Hunter is Brad's mini-me!  Seriously, sometimes I look at Hunter and feel like God is giving me a glimpse of what Brad was like as a child.  He is SOOO much like his dad!  Although he is Brad's little mini-me, he is definitely a momma's boy!  I can get Hunter to sit and snuggle with me forever.  He loves having his back tickled at bed-time.  If he has been lying in bed for awhile and not going to sleep, all I have to do is go tickle his back for a minute and he falls right to sleep.  Hunter is a thinker!  He will sit and build legos, match up cards, make patterns, line up matchbox cars, etc for hours.  He is shy and pretty reserved.  Hunter is quite the little dancer - he loves to "shake his booty."  He is sweet, loving, tender, tough, thick-skinned, daring, no fear, will try almost anything, athletic, quick, stubborn, loves red (just like dad), hates shoes, loves flip-flops, hates pants, loves shorts, can't play a sport w/o sticking his tongue out (again... just like dad), so smart, LOVES being with Carson, is incredible on his bike (scares mom a lot), very patient, calm, happy, bubbly, a lover for sure!

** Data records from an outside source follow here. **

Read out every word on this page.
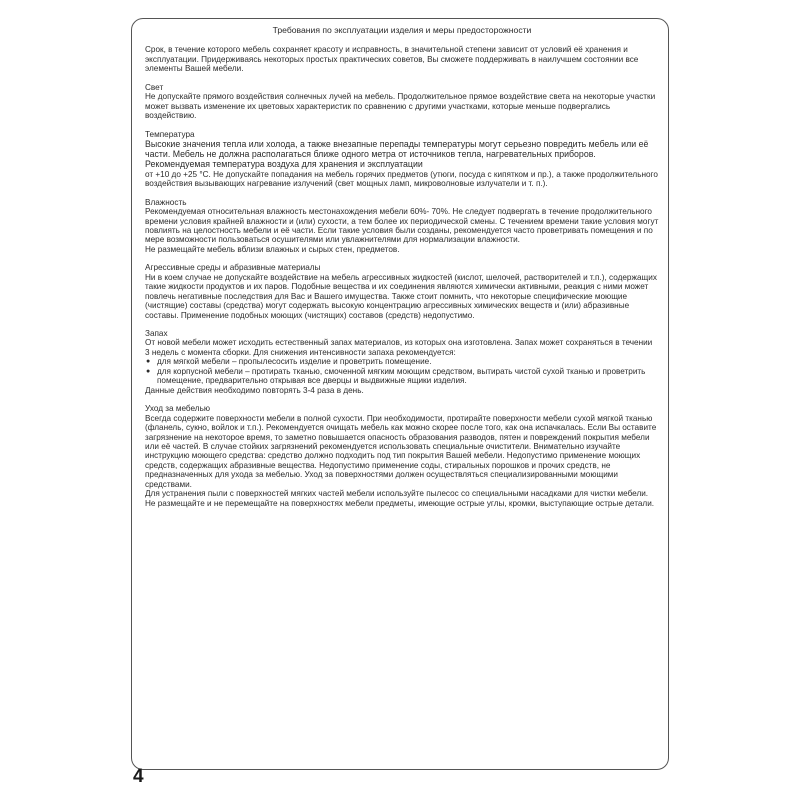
Требования по эксплуатации изделия и меры предосторожности

Срок, в течение которого мебель сохраняет красоту и исправность, в значительной степени зависит от условий её хранения и эксплуатации. Придерживаясь некоторых простых практических советов, Вы сможете поддерживать в наилучшем состоянии все элементы Вашей мебели.

Свет

Не допускайте прямого воздействия солнечных лучей на мебель. Продолжительное прямое воздействие света на некоторые участки может вызвать изменение их цветовых характеристик по сравнению с другими участками, которые меньше подвергались воздействию.

Температура

Высокие значения тепла или холода, а также внезапные перепады температуры могут серьезно повредить мебель или её части. Мебель не должна располагаться ближе одного метра от источников тепла, нагревательных приборов. Рекомендуемая температура воздуха для хранения и эксплуатации

от +10 до +25 °С. Не допуcкайте попадания на мебель горячих предметов (утюги, посуда с кипятком и пр.), а также продолжительного воздействия вызывающих нагревание излучений (свет мощных ламп, микроволновые излучатели и т. п.).

Влажность

Рекомендуемая относительная влажность местонахождения мебели 60%- 70%. Не следует подвергать в течение продолжительного времени условия крайней влажности и (или) сухости, а тем более их периодической смены. С течением времени такие условия могут повлиять на целостность мебели и её части. Если такие условия были созданы, рекомендуется часто проветривать помещения и по мере возможности пользоваться осушителями или увлажнителями для нормализации влажности.

Не размещайте мебель вблизи влажных и сырых стен, предметов.

Агрессивные среды и абразивные материалы

Ни в коем случае не допускайте воздействие на мебель агрессивных жидкостей (кислот, шелочей, растворителей и т.п.), содержащих такие жидкости продуктов и их паров. Подобные вещества и их соединения являются химически активными, реакция с ними может повлечь негативные последствия для Вас и Вашего имущества. Также стоит помнить, что некоторые специфические моющие (чистящие) составы (средства) могут содержать высокую концентрацию агрессивных химических веществ и (или) абразивные составы. Применение подобных моющих (чистящих) составов (средств) недопустимо.

Запах

От новой мебели может исходить естественный запах материалов, из которых она изготовлена. Запах может сохраняться в течении 3 недель с момента сборки. Для снижения интенсивности запаха рекомендуется:

● для мягкой мебели – пропылесосить изделие и проветрить помещение.
● для корпусной мебели – протирать тканью, смоченной мягким моющим средством, вытирать чистой сухой тканью и проветрить помещение, предварительно открывая все дверцы и выдвижные ящики изделия.

Данные действия необходимо повторять 3-4 раза в день.

Уход за мебелью

Всегда содержите поверхности мебели в полной сухости. При необходимости, протирайте поверхности мебели сухой мягкой тканью (фланель, сукно, войлок и т.п.). Рекомендуется очищать мебель как можно скорее после того, как она испачкалась. Если Вы оставите загрязнение на некоторое время, то заметно повышается опасность образования разводов, пятен и повреждений покрытия мебели или её частей. В случае стойких загрязнений рекомендуется использовать специальные очистители. Внимательно изучайте инструкцию моющего средства: средство должно подходить под тип покрытия Вашей мебели. Недопустимо применение моющих средств, содержащих абразивные вещества. Недопустимо применение соды, стиральных порошков и прочих средств, не предназначенных для ухода за мебелью. Уход за поверхностями должен осуществляться специализированными моющими средствами.

Для устранения пыли с поверхностей мягких частей мебели используйте пылесос со специальными насадками для чистки мебели.

Не размещайте и не перемещайте на поверхностях мебели предметы, имеющие острые углы, кромки, выступающие острые детали.

4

Hunter is HUNTER and the Lord made him for a great purpose.  He fills my heart with more joy and love than you can imagine.
It's awe-striking sometimes to watch these boys grow and mature and become like clay in God's hands as he molds them to be the men of God he has created them to be.  It's a little weird to think that I have an (almost) 8 year old and a 4 year old.  Where has time gone?  I have so many flaws as a mom, kids bring out the best and the worst in you :)  I strive to be a loving, involved, disciplined, God-fearing, supportive, caring mom for these boys.  
I love these 3 "boys" that God has given to me more than life itself.  God is so good, he has given me the ability to love in a way I never thought possible.